A god by any other name

India reminds you that there are gods other than money.  You hardly even need to go there to understand this on a literal level: between Zoroastrianism, Hinduism, Buddhism, Sikhism, Jainism, and others--and the polytheism many of these share--India seems to cultivate religions the way Switzerland cultivates banks, or France cheese.  And of course the notion that there is more to life than dollars and cents hardly bears repeating here.  Nor is India by any means innocent of capitalism: from the most humble bootblack to the most illustrious IT king, it is very much a commercial center.  What I mean is that India immerses you into the full spectrum of human life, thereby casting the old Biblical and philosophical saws ("Whosoever does this unto the least of these my brethren does it to me," "It's easier for a camel to pass through the eye of a needle than for a rich man to enter the kingdom of heaven," "The essential is invisible to the eyes," "All men are created equal"...) into vibrant relief.

This suddenly became clear to me on my last day, in Delhi, when I returned to Chandni Chowk alone (having previously gone with a guide).  In the heart of Old Delhi, Chandni Chowk is the throbbing hub of commerce whose snaking alleys and choking boulevard have been teeming with business since the Mughals.  It is pretty close to what many foreigners probably imagine India to be--crowded, dirty, frenetic--only more so.  No doubt there are areas of Calcutta and Bombay that are far more intense, but for the sheer crush of humanity, it dwarfs Beijing, Mexico City, Dakar, anywhere I've been.  I'm not sure if I'd become innoculated to the sensory overload after a month in the subcontinent, or wandering alone was paradoxically easier than following a guide, but I suddenly found it fun, exhilarating, beautiful.

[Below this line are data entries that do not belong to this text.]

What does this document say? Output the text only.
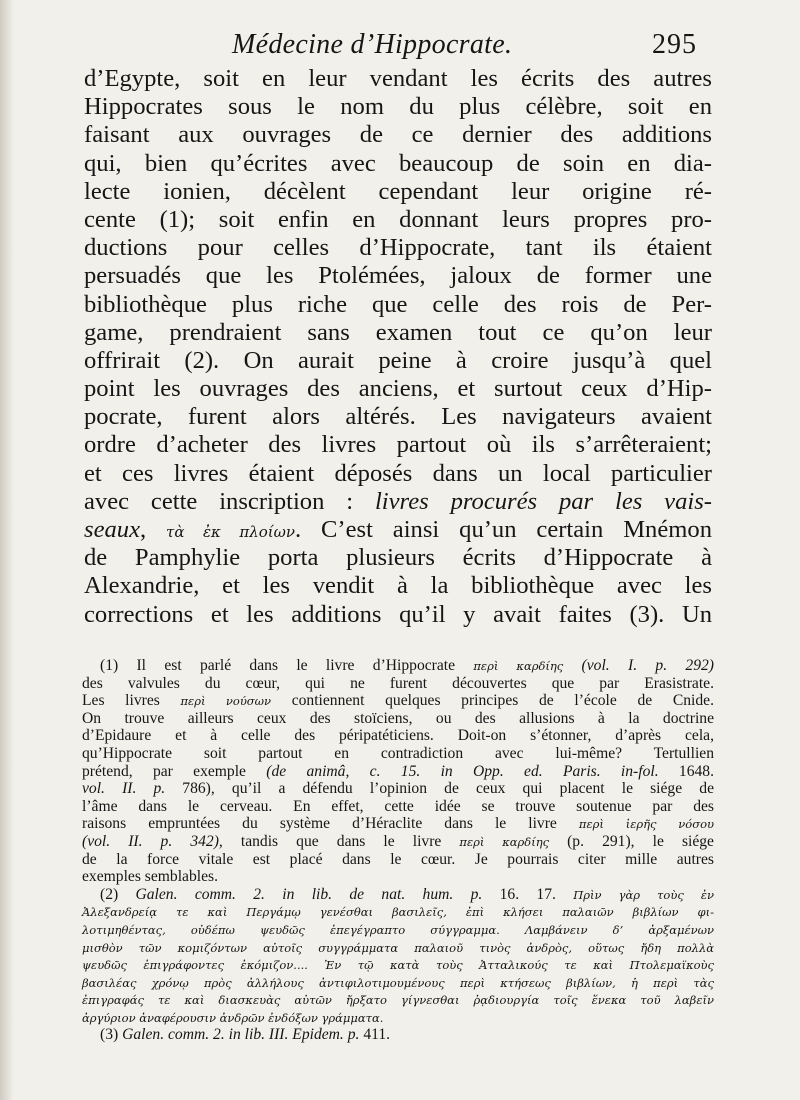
Médecine d’Hippocrate.	295
d’Egypte, soit en leur vendant les écrits des autres
Hippocrates sous le nom du plus célèbre, soit en
faisant aux ouvrages de ce dernier des additions
qui, bien qu’écrites avec beaucoup de soin en dia-
lecte ionien, décèlent cependant leur origine ré-
cente (1); soit enfin en donnant leurs propres pro-
ductions pour celles d’Hippocrate, tant ils étaient
persuadés que les Ptolémées, jaloux de former une
bibliothèque plus riche que celle des rois de Per-
game, prendraient sans examen tout ce qu’on leur
offrirait (2). On aurait peine à croire jusqu’à quel
point les ouvrages des anciens, et surtout ceux d’Hip-
pocrate, furent alors altérés. Les navigateurs avaient
ordre d’acheter des livres partout où ils s’arrêteraient;
et ces livres étaient déposés dans un local particulier
avec cette inscription : livres procurés par les vais-
seaux, τὰ ἐκ πλοίων. C’est ainsi qu’un certain Mnémon
de Pamphylie porta plusieurs écrits d’Hippocrate à
Alexandrie, et les vendit à la bibliothèque avec les
corrections et les additions qu’il y avait faites (3). Un
(1) Il est parlé dans le livre d’Hippocrate περὶ καρδίης (vol. I. p. 292)
des valvules du cœur, qui ne furent découvertes que par Erasistrate.
Les livres περὶ νούσων contiennent quelques principes de l’école de Cnide.
On trouve ailleurs ceux des stoïciens, ou des allusions à la doctrine
d’Epidaure et à celle des péripatéticiens. Doit-on s’étonner, d’après cela,
qu’Hippocrate soit partout en contradiction avec lui-même? Tertullien
prétend, par exemple (de animâ, c. 15. in Opp. ed. Paris. in-fol. 1648.
vol. II. p. 786), qu’il a défendu l’opinion de ceux qui placent le siége de
l’âme dans le cerveau. En effet, cette idée se trouve soutenue par des
raisons empruntées du système d’Héraclite dans le livre περὶ ἱερῆς νόσου
(vol. II. p. 342), tandis que dans le livre περὶ καρδίης (p. 291), le siége
de la force vitale est placé dans le cœur. Je pourrais citer mille autres
exemples semblables.
(2) Galen. comm. 2. in lib. de nat. hum. p. 16. 17. Πρὶν γὰρ τοὺς ἐν
Ἀλεξανδρείᾳ τε καὶ Περγάμῳ γενέσθαι βασιλεῖς, ἐπὶ κλήσει παλαιῶν βιβλίων φι-
λοτιμηθέντας, οὐδέπω ψευδῶς ἐπεγέγραπτο σύγγραμμα. Λαμβάνειν δ’ ἀρξαμένων
μισθὸν τῶν κομιζόντων αὐτοῖς συγγράμματα παλαιοῦ τινὸς ἀνδρὸς, οὕτως ἤδη πολλὰ
ψευδῶς ἐπιγράφοντες ἐκόμιζον.... Ἐν τῷ κατὰ τοὺς Ἀτταλικούς τε καὶ Πτολεμαϊκοὺς
βασιλέας χρόνῳ πρὸς ἀλλήλους ἀντιφιλοτιμουμένους περὶ κτήσεως βιβλίων, ἡ περὶ τὰς
ἐπιγραφάς τε καὶ διασκευὰς αὐτῶν ἤρξατο γίγνεσθαι ῥᾳδιουργία τοῖς ἕνεκα τοῦ λαβεῖν
ἀργύριον ἀναφέρουσιν ἀνδρῶν ἐνδόξων γράμματα.
(3) Galen. comm. 2. in lib. III. Epidem. p. 411.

On the way back to the metro, I wandered down a relatively quiet, spacious, shady side street where brahmin bulls grazed on trash and a gaggle of rickshaws were parked, their drivers sacked out across the front and rear seats, looking more like kindergartners at nap time than grown men resting from backbreaking labor.  And suddenly it dawned on me that in India there's no such thing as a "bum."  You see all kinds of people who in the USA would be swept aside into jails and asylums, or "reformed" into burger-flippers and register-punchers and line-followers, walking around, crouching on sidewalks, sleeping on train platforms, loitering in mosques and temples.  To an untrained eye, there's no telling who's a pilgrim, or an itinerant salesman, or a beggar, or a traveller, or a pauper.  They blend in with each other and with the "normal" people wearing Western clothes and manifesting wealth.

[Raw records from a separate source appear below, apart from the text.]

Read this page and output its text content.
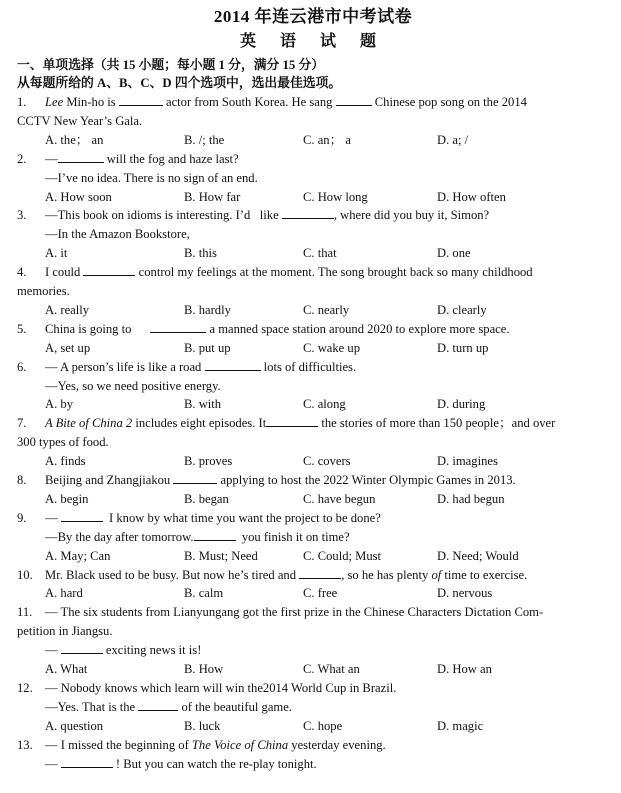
2014 年连云港市中考试卷
英 语 试 题
一、单项选择（共 15 小题；每小题 1 分，满分 15 分）
从每题所给的 A、B、C、D 四个选项中，选出最佳选项。
1.	Lee Min-ho is	actor from South Korea. He sang	Chinese pop song on the 2014
CCTV New Year’s Gala.
A. the； an	B. /; the	C. an； a	D. a; /
2.	—	will the fog and haze last?
—I’ve no idea. There is no sign of an end.
A. How soon	B. How far	C. How long	D. How often
3.	—This book on idioms is interesting. I’d   like	, where did you buy it, Simon?
—In the Amazon Bookstore,
A. it	B. this	C. that	D. one
4.	I could	control my feelings at the moment. The song brought back so many childhood
memories.
A. really	B. hardly	C. nearly	D. clearly
5.	China is going to	a manned space station around 2020 to explore more space.
A, set up	B. put up	C. wake up	D. turn up
6.	— A person’s life is like a road	lots of difficulties.
—Yes, so we need positive energy.
A. by	B. with	C. along	D. during
7.	A Bite of China 2 includes eight episodes. It	the stories of more than 150 people；and over
300 types of food.
A. finds	B. proves	C. covers	D. imagines
8.	Beijing and Zhangjiakou	applying to host the 2022 Winter Olympic Games in 2013.
A. begin	B. began	C. have begun	D. had begun
9.	—	I know by what time you want the project to be done?
—By the day after tomorrow.	you finish it on time?
A. May; Can	B. Must; Need	C. Could; Must	D. Need; Would
10. Mr. Black used to be busy. But now he’s tired and	, so he has plenty of time to exercise.
A. hard	B. calm	C. free	D. nervous
11.	— The six students from Lianyungang got the first prize in the Chinese Characters Dictation Com-
petition in Jiangsu.
—	exciting news it is!
A. What	B. How	C. What an	D. How an
12. — Nobody knows which learn will win the2014 World Cup in Brazil.
—Yes. That is the	of the beautiful game.
A. question	B. luck	C. hope	D. magic
13. — I missed the beginning of The Voice of China yesterday evening.
—	! But you can watch the re-play tonight.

We're so proud in the USA of being "democratic," but we're acutely uncomfortable with anyone who doesn't fit a fairly narrow mold of dress, cleanliness, regular work, mannerisms, and cultural orthodoxy.  A city not far from me recently gained national attention for outlawing panhandling.  In their defense against the ACLU and others, the mayor and his minions said that the law has been on the books since the Great Depression, it just wasn't much enforced until now.  Maybe I've spent too much time abroad, but I just don't get it.  Why are we so afraid of anyone in need, or even the possibility of swindling or shiftlessness?

Indians are beautiful people: well-built and fine-featured, with bright eyes like exclamation points against rich brown skin, they become even more striking with colorful dress.  Whereas in most countries I try desperately to get people out of many pictures, in India I often waited for a group of women to walk into the frame, their colorful saris providing an exquisite contrast to the red sandstone or white marble of the Taj Mahal and other monuments.  Most beautiful of all, in many cases, are the "fringe" people: the man with a Biblical beard and incongruously lithe body garbed in what seems like an adult's version of swaddling clothes; the Sikh warrior with his saffron turban and gilded saber; the cleaning-woman with henna-ed hands and a riot of costume jewelry; the half-naked boy with eyes like pie-plates and a jaw that seems to have lost its hinge.